Itinéraire d’un Franc-Comtois en pays de Savoie : François Cuenot

Au XVIIème siècle, un Franc-Comtois, François Cuenot, sculpteur, graveur, architecte et ingénieur, s’illustre en Pays de Savoie. Partons à la découverte de certaines de ses réalisations…

Eglise de Le Bélieu (Doubs). Source Wikipédia

Il naît en 1610 ou 1618 à Le Bélieu (Doubs) alors que la Franche-Comté est administrée par les Habsbourg.

Retable de l’autel de la Vierge de l’église de Le Bélieu – Doubs Source : Ministère de la Culture (France), Médiathèque de l’architecture et du patrimoine (Centre de recherche des monuments historiques – CRMH)

En 1636 il travaille dans la région, mais celle-ci subit les ravages de la guerre de Dix ans (épisode comtois de la guerre de Trente ans). Il quitte alors sa terre natale, fait un passage en Gruyère (canton de Fribourg) et dans le Pays de Vaud, puis arrive vers 1638/1641 dans le duché de Savoie. Il s’installe d’abord à Annecy où il conservera un atelier de sculpture. A partir de 1645, appelé par la duchesse Christine, il œuvre à Chambéry où il emménage faubourg Maché en 1662, et y réside jusqu’à son décès en 1686.

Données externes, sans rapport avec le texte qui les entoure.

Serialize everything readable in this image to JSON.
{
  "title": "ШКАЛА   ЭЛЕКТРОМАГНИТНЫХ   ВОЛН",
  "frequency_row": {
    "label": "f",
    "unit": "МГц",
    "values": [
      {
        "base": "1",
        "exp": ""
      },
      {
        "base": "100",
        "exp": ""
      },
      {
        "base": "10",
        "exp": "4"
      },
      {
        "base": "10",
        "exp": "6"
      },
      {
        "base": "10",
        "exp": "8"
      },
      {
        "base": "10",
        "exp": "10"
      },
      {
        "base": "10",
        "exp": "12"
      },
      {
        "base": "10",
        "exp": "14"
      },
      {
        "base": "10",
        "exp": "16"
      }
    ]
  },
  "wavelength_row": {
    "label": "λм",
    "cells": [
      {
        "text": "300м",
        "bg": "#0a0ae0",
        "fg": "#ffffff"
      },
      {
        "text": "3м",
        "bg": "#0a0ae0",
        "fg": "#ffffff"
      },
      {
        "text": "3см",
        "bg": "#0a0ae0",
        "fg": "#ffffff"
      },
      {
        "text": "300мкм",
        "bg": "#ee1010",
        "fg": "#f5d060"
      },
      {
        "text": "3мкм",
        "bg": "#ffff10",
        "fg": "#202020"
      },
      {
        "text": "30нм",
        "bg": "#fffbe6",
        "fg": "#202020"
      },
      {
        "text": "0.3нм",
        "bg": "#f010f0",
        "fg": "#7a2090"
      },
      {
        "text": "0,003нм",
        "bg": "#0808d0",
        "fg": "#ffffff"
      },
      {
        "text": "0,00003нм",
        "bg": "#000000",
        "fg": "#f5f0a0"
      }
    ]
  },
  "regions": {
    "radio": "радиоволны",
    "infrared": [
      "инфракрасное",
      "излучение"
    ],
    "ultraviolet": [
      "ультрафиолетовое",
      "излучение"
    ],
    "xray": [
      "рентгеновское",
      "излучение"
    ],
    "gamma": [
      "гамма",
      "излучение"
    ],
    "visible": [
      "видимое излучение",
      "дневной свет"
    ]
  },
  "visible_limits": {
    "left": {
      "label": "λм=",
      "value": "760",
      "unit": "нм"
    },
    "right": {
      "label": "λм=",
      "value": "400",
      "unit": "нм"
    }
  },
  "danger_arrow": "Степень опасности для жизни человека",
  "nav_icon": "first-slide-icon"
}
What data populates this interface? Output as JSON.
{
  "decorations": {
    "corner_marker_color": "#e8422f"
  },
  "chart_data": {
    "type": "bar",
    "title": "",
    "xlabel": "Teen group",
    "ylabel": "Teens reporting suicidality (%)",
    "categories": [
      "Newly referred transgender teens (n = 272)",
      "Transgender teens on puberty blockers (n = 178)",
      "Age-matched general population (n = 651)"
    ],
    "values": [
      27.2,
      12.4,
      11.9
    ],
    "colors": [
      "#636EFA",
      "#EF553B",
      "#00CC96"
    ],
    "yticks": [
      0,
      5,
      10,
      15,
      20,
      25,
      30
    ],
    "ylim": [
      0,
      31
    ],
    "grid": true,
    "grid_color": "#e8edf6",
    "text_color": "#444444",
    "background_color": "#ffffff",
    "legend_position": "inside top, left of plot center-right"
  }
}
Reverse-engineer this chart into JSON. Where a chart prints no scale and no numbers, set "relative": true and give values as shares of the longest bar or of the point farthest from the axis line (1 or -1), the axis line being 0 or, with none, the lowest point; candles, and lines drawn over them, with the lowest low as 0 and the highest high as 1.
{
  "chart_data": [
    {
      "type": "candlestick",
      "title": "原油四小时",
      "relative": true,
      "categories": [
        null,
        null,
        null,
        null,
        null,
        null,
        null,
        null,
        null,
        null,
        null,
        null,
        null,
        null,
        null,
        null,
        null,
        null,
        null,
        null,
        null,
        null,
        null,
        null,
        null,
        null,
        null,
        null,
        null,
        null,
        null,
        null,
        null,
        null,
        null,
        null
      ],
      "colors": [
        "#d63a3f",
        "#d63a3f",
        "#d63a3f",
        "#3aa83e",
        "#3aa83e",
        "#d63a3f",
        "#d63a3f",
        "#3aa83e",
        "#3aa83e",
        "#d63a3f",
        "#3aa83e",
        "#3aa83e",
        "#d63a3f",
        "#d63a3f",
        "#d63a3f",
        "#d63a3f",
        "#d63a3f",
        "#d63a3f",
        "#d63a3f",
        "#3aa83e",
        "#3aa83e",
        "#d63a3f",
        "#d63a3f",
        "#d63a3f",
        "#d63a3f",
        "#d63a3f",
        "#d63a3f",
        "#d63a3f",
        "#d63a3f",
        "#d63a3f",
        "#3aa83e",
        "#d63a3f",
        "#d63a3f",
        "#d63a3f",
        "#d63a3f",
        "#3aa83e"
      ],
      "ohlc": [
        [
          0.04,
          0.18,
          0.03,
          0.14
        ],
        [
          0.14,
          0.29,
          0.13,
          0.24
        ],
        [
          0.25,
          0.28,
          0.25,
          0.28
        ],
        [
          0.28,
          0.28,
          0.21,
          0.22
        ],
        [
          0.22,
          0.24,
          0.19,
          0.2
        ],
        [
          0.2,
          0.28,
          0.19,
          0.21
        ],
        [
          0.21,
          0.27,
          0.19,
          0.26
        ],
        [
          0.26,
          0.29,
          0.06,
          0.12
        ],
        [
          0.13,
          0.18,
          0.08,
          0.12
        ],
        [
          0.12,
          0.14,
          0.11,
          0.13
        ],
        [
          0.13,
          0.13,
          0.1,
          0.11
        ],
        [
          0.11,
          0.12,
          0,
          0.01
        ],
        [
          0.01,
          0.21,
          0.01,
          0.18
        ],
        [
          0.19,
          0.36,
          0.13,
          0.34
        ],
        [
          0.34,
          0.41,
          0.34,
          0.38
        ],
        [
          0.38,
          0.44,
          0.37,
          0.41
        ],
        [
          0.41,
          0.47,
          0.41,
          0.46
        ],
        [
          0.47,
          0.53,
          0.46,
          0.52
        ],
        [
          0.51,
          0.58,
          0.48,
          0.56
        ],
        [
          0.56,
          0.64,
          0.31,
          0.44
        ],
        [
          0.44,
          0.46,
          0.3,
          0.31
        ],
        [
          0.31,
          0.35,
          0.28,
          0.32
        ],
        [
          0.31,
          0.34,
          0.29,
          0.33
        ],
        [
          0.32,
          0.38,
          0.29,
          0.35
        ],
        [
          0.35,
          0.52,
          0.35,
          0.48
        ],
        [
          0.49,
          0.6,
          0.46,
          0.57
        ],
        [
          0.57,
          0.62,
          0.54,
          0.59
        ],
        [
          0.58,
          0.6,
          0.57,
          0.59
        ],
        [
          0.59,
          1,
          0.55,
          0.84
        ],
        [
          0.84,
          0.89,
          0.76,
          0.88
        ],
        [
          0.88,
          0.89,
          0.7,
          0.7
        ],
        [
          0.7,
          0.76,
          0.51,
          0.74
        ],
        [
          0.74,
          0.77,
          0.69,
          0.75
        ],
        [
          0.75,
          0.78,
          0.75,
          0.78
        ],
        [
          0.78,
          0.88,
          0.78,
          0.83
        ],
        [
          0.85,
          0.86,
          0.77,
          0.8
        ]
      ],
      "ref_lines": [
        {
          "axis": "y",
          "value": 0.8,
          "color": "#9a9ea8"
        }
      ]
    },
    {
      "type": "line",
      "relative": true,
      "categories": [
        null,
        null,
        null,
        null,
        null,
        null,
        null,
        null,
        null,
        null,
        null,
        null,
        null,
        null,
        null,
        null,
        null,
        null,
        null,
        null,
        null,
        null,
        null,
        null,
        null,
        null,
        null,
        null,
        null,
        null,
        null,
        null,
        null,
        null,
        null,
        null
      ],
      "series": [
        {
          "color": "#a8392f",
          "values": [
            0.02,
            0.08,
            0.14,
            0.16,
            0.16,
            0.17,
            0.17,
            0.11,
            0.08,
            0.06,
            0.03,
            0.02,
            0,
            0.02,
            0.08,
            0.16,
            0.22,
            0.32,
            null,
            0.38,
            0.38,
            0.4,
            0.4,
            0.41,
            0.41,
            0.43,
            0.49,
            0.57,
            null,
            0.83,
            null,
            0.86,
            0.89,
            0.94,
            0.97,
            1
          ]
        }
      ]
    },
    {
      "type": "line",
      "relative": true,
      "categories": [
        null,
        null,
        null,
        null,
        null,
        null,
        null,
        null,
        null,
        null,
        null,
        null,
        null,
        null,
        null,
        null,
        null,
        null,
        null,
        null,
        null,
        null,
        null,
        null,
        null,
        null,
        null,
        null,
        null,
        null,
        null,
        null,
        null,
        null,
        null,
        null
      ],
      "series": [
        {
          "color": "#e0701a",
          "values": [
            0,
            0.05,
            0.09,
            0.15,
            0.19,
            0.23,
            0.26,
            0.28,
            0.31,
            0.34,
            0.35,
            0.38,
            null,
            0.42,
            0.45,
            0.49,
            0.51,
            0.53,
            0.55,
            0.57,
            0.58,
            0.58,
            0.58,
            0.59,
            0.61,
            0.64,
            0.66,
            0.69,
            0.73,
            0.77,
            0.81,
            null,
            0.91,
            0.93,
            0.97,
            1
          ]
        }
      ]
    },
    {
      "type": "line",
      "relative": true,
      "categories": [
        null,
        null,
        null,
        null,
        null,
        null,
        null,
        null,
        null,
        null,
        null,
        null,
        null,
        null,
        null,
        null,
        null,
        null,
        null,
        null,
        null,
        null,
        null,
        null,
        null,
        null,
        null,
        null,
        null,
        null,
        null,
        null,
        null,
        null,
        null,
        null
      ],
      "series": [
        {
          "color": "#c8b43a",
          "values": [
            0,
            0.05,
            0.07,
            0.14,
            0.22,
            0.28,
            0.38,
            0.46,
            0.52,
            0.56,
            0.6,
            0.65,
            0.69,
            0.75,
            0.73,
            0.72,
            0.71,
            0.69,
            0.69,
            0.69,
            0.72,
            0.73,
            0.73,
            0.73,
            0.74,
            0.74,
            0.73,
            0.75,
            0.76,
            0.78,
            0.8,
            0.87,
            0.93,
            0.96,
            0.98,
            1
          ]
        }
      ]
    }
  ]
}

Maître sculpteur remarquable, François Cuenot est sollicité pour la réalisation de retables destinés à orner les églises. Depuis quelques décennies est mise en application en Savoie la Réforme catholique et, dans ce contexte, de nombreux édifices sont construits ou réaménagés et dotés d’un mobilier de style baroque. Il œuvre ainsi à Annecy, Aime, Beaufort-sur-Doron, Orelle, Champagny-en-Vanoise, Bonneval sur Arc…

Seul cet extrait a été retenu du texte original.